Renewable energy power from sources such as solar and wind increased to a record high worldwide in 2021. Experts from the International Energy Agency expect renewable energy to see further growth throughout 2022 as governments increasingly seek to take advantage of renewables and climate benefits.
In 2021, a new world record of 295 gigawatts of renewable energy power was set and global capacity additions are expected to rise over 320 gigawatts this year equalizing to the entire electricity demand of Germany. Solar PV energy is on track to account for almost 60% of the global renewable energy power growth in 2022. The additional renewable energy capacity commissioned for 2022 and 2023 has the potential to reduce the European union’s dependence on Russian gas and oil.

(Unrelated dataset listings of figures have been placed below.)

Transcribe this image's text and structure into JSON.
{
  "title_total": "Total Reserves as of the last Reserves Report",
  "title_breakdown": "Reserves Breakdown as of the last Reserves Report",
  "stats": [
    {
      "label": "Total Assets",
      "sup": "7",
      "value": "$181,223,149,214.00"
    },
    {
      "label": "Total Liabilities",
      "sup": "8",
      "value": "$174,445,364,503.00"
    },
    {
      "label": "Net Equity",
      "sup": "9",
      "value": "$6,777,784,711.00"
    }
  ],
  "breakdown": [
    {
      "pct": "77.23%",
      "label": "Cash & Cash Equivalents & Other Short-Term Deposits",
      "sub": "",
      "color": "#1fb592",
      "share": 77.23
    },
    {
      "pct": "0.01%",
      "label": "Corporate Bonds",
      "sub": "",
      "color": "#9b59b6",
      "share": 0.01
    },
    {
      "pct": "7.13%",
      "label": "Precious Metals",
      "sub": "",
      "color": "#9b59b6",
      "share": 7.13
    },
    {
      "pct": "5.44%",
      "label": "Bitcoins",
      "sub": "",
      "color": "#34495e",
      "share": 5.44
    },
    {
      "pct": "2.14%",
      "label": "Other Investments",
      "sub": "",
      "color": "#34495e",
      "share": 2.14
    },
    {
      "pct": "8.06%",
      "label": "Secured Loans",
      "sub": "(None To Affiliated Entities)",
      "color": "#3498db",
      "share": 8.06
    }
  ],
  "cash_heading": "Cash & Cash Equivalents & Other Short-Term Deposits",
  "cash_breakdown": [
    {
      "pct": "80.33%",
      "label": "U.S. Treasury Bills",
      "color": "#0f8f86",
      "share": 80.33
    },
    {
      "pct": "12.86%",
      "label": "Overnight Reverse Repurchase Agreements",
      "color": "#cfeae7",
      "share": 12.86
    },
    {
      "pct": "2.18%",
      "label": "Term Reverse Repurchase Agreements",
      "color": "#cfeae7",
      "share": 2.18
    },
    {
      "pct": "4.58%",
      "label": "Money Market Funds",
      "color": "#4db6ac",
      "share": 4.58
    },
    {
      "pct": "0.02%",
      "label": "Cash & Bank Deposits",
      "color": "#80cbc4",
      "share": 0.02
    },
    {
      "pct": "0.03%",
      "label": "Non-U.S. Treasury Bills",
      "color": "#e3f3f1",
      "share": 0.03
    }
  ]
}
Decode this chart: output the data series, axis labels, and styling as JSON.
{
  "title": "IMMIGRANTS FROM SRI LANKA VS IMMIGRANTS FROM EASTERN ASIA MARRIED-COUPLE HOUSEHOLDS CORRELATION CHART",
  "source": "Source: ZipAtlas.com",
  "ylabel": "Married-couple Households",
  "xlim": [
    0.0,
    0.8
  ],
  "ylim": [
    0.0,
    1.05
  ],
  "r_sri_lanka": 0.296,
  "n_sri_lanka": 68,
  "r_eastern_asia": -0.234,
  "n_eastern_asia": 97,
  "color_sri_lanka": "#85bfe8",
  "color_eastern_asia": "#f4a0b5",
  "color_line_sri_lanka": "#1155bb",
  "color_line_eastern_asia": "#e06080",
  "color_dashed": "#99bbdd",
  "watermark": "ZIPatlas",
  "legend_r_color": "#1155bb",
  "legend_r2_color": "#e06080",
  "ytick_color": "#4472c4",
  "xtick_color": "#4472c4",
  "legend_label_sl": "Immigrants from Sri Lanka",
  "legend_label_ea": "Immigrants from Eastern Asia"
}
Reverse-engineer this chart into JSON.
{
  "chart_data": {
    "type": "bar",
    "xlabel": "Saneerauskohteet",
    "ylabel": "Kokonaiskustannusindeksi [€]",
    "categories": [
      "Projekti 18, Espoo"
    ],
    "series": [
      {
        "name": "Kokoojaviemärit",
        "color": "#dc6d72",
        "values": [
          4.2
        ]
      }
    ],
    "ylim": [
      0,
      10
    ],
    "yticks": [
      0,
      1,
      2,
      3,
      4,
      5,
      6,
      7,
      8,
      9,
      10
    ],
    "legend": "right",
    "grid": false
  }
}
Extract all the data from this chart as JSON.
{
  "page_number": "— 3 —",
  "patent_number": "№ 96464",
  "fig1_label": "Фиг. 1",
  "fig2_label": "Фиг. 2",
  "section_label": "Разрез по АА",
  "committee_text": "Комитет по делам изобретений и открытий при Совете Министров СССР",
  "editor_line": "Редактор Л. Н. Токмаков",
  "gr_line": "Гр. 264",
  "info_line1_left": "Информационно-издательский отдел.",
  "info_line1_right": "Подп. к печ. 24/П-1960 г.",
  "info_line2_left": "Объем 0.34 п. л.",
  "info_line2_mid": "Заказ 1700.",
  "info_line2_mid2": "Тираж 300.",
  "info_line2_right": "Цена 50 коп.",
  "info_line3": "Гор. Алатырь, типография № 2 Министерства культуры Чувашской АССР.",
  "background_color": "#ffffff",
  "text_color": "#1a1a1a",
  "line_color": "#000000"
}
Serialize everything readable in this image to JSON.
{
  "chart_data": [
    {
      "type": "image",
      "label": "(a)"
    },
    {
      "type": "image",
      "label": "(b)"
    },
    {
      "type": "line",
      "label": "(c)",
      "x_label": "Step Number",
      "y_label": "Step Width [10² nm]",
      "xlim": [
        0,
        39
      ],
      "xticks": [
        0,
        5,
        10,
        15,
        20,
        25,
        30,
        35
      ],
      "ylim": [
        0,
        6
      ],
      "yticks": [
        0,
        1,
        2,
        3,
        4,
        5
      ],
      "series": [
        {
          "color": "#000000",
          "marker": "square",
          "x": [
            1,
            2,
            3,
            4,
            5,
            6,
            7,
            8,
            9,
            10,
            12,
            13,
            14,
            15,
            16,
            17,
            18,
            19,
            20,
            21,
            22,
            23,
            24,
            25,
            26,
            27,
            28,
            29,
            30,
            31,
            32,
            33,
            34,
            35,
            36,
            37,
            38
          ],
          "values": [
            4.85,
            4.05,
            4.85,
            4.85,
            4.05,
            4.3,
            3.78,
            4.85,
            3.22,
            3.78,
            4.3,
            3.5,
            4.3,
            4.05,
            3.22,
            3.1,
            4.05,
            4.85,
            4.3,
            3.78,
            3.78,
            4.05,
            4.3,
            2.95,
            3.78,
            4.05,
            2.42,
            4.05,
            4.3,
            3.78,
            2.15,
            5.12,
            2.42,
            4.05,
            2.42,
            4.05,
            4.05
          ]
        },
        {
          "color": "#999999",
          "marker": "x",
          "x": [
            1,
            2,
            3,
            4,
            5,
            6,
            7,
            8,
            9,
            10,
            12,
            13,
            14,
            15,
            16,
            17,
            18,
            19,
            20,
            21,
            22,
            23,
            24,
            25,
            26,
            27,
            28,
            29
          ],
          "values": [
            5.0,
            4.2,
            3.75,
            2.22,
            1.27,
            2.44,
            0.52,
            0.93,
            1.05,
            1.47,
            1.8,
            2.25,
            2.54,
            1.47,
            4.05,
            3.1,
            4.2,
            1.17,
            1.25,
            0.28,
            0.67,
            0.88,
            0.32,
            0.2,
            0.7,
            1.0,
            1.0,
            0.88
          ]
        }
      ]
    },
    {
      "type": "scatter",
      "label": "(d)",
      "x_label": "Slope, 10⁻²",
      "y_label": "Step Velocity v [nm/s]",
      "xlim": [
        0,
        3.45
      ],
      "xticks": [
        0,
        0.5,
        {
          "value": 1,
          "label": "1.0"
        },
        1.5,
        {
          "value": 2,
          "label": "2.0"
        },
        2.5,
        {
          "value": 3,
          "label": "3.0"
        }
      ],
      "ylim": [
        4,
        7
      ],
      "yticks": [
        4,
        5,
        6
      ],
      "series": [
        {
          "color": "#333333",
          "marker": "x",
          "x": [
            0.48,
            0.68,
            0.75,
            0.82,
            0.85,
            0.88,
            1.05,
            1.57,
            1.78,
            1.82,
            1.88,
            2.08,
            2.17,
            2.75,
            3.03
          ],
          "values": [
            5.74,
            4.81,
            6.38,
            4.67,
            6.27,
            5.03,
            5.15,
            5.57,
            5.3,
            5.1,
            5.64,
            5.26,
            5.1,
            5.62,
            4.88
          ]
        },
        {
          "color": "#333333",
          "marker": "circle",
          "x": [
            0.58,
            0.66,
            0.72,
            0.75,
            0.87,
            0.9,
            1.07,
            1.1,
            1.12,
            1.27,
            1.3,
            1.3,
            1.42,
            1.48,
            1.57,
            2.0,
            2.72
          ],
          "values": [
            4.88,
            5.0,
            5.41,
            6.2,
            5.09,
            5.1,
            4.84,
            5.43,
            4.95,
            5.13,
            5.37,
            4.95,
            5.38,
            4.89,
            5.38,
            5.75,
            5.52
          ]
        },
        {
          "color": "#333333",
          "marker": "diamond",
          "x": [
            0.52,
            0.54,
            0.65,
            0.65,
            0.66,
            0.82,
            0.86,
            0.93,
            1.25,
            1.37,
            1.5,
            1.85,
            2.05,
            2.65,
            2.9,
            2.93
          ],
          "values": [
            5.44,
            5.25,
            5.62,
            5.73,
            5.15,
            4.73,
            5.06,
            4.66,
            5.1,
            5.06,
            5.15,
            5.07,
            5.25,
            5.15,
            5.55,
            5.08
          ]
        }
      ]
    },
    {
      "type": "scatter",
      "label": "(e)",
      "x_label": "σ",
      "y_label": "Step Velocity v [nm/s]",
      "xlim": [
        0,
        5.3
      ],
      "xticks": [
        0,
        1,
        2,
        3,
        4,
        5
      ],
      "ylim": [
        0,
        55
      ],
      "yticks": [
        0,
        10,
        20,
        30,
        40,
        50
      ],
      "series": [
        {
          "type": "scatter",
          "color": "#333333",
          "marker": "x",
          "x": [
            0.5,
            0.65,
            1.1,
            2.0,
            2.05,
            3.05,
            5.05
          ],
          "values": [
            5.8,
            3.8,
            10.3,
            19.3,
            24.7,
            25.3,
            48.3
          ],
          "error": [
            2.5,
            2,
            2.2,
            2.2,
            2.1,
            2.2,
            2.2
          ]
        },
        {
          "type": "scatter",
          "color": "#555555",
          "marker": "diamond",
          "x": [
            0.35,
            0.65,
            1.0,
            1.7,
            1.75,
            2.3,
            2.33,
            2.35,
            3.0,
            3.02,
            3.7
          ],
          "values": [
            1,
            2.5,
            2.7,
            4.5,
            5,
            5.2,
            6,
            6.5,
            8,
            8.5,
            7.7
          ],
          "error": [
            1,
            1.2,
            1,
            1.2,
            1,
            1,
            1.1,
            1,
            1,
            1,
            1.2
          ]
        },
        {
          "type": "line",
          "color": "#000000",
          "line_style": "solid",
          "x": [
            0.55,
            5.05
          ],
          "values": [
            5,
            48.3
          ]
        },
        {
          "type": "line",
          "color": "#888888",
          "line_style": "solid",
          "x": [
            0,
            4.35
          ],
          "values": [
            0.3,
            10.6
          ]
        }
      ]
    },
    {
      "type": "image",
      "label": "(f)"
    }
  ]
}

The growth in renewable energy power this year is much faster than initially expected due to the strong policy support from China, the European Union and Latin America. The united states have a slower growth rate due to the uncertainty over trade actions against solar PV imports from China and Southeast Asia.
Dr. Faith Birol, IEA, Executive Director said “Cutting red tape, accelerating permitting, and providing the right incentives for faster deployment of renewables are some of the most important actions governments can take to address today’s energy security and market challenges, while keeping alive the possibility of reaching our international climate goals”
While energy markets face a number of uncertainties, governments are focused on energy security and affordability and pushing efforts to accelerate the development of energy efficiency solutions and renewable energy technologies.
The growth in renewable energy power would be faster if the challenges of logistics and supply chain were not at hand. The prices for renewable technology installations are set to remain higher than pre-pandemic levels due to the freight and commodity costs, however, the market remains competitive as the installations are a much cheaper alternative to natural gas and fossil fuel prices.